Yucky

*Trigger warning for anyone involved in infection control*

A bit of a competition between team anaesthesia and the surgeons on Thursday’s acute list. As is strangely typical, acutes that day had a certain flavour, which was very much general surgery. The day before had been vascular, with two amputations in a row, and Tuesday was a neurosurgery day, but for me, it was bowels. The competition was exposure to disgusting body fluids. I know that many people find the mouth and nose, and their liquid contents particularly offensive: saliva, snot, mucous, phlegm (or felgum as my daughter used to pronounce it) – all equally repellent. We had a couple of American orthopaedic registrars who used to call us Goober Doctors (Goober can mean peanut in America but here it’s referring to snot). So, yes, I’m afraid dealing with the upper airway and it’s secretions is all part of the job for us. In addition, our second patient of the day also managed to produce some gastric secretions that came up as a bright yellow fountain through the side port of her breathing tube.
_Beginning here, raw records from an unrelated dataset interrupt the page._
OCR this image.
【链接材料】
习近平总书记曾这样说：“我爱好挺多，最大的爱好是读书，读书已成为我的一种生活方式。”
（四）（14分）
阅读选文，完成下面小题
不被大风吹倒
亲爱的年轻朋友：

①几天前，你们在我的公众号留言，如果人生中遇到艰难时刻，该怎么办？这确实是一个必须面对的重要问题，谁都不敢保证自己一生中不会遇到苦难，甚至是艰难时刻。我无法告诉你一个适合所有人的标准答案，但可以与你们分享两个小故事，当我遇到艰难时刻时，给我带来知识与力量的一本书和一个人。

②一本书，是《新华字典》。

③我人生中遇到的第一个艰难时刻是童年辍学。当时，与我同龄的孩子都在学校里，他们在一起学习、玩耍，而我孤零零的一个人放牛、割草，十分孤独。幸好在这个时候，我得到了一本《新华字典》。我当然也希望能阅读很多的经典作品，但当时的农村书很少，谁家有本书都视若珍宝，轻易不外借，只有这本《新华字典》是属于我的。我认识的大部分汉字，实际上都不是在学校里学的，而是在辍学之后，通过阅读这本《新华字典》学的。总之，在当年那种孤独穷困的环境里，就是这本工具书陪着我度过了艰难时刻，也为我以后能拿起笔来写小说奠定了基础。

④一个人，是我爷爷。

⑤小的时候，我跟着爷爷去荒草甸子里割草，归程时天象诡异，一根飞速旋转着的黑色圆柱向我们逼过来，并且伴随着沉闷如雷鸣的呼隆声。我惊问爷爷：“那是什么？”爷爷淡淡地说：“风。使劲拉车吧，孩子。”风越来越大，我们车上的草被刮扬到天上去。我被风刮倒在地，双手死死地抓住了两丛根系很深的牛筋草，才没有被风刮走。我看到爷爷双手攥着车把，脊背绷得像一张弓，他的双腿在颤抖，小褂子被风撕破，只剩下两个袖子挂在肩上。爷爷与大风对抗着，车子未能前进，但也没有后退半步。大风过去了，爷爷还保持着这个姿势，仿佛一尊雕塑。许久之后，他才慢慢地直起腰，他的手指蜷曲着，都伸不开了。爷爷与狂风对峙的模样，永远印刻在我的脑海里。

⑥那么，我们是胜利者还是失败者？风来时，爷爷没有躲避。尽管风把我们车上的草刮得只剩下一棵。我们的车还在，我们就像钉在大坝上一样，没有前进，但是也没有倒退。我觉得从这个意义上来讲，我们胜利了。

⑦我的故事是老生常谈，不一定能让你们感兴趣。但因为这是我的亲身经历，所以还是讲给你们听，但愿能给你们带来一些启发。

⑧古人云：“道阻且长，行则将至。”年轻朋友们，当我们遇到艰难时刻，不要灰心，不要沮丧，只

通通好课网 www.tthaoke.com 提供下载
This is generally considered a bad thing – a bit of harmless regurgitation is no big deal but if it gets aspirated into the lungs, then it can cause damage. She hadn’t eaten for days so this was a bit of bad luck really.  We dealt with it well and promptly but I did end up with a bit of stomach content on my hands. However, thirty minutes later, I considered myself lucky when I looked at the scrub trousers of the surgeon who had been down the bottom end of the table. “Oh you’ve got blood clots on you!” I said. “It’s not just blood” he said, grimly. It was leavened with a mix of mucous and poo, that had managed to slide down past the bottom of his gown. Our next case only escalated the situation, for the surgical team at least. It was a five hour extravaganza that added urine and pus into the mix, due to a rather unfortunate connection between the bowel and the bladder in that patient. At one point, we watched with incredulity from the top end of the table as the surgeons cable tied a plastic lavage/vacuum kit to an opened up section of bowel. The poo that was flushed out mostly ended up in a special plastic container but the surgical registrar ended up wearing some of it.

So, I’m thinking team anaesthesia were the winners on the day.